Y sobre la segunda mitad del mito: sí existe un instrumento propio, y no necesita batería. La percepción de esfuerzo —cuán duro se siente lo que estás haciendo— se viene usando en ciencias del deporte como medida válida desde hace décadas, porque sube junto con los marcadores objetivos de carga (Borg, 1982). Tú tienes esa lectura disponible en cada serie.
Qué significa para ti: cómo saber si estoy haciendo bien el ejercicio
Ordena las señales en tres cajones y la mayoría de las dudas se resuelven solas.
El que frena siempre. Dolor agudo, puntual y de un solo lado. Dolor en una articulación, que se siente mecánico y localizado, no como una molestia pareja del músculo. Cualquier cosa que te cambie la forma de moverte: si cojeas o compensas, el movimiento ya votó. Y aparte, sin discusión posible: dolor en el pecho, presión, falta de aire desconocida o mareo durante el ejercicio terminan la sesión y se consultan con un médico ese mismo día. Esta lista es corta justamente para que sea absoluta.

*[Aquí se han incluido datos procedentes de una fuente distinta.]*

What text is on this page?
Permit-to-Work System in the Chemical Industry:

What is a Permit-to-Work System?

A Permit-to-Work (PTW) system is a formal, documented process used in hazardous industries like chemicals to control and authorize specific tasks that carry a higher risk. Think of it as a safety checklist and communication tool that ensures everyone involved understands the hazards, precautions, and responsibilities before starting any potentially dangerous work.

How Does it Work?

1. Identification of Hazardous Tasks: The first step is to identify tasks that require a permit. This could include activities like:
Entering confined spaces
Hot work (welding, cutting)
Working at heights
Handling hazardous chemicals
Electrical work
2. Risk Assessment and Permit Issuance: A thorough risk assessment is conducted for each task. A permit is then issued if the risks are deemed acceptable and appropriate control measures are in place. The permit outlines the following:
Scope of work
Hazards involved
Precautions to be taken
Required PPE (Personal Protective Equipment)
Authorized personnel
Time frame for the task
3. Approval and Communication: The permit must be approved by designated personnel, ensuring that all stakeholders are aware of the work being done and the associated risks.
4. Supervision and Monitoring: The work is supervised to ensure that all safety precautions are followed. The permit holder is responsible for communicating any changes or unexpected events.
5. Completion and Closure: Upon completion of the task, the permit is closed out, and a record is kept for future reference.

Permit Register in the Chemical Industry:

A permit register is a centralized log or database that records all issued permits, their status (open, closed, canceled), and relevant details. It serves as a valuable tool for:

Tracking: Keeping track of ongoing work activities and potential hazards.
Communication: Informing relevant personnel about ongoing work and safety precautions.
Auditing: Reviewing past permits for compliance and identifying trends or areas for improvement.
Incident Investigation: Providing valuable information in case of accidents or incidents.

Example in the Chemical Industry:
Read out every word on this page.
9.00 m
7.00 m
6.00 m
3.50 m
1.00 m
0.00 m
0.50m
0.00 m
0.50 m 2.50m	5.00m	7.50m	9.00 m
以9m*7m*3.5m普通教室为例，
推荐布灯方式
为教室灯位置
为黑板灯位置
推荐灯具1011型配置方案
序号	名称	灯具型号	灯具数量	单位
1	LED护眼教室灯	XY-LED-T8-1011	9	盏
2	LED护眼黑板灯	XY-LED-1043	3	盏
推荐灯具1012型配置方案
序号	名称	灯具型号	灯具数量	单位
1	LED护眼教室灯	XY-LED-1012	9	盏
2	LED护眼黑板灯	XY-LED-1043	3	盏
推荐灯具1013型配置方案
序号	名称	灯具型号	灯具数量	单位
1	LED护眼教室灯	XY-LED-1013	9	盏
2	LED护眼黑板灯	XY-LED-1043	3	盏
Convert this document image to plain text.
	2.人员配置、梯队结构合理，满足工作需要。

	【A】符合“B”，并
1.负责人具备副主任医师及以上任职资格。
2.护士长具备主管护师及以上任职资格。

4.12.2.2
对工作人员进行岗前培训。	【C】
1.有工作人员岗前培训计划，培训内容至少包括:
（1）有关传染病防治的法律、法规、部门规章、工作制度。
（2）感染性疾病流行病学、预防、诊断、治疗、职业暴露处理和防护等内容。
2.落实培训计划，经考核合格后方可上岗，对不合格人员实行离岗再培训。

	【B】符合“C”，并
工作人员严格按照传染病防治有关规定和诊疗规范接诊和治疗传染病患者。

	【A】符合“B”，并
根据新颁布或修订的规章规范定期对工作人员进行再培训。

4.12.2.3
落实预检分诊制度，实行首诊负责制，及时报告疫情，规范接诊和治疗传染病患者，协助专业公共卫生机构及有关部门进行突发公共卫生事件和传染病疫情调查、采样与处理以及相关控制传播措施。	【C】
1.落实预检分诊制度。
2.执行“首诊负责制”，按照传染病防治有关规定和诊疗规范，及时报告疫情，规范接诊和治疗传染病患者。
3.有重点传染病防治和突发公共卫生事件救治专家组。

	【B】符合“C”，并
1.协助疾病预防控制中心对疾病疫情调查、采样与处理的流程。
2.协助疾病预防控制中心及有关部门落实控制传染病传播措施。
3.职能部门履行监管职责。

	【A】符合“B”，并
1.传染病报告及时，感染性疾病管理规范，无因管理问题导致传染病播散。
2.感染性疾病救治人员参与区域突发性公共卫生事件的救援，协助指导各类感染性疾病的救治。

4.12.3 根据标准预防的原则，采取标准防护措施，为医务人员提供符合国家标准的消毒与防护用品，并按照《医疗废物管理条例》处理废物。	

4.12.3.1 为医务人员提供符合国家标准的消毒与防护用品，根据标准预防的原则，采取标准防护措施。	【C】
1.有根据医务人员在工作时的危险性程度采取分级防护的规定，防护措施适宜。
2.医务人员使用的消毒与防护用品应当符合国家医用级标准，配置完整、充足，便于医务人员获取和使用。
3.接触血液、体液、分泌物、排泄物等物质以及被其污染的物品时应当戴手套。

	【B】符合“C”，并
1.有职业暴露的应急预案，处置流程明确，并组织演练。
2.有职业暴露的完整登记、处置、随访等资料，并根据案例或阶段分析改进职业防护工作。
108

El que se entrena con ajustes. El ardor de una serie exigente, que se va en minutos. La falta de aire en un ritmo alto. El dolor muscular parejo, en los dos lados y en su horario esperable. Nada de eso pide abandonar: pide una sesión más suave, no ninguna sesión.
El ruido. El «hoy no puedo» que aparece con puntualidad sospechosa a la hora exacta de entrenar suele ser cansancio mental disfrazado. Empieza igual, en la versión fácil, y decide en el minuto diez: el cansancio real se hace más evidente y se gana el derecho a parar; el otro se disuelve.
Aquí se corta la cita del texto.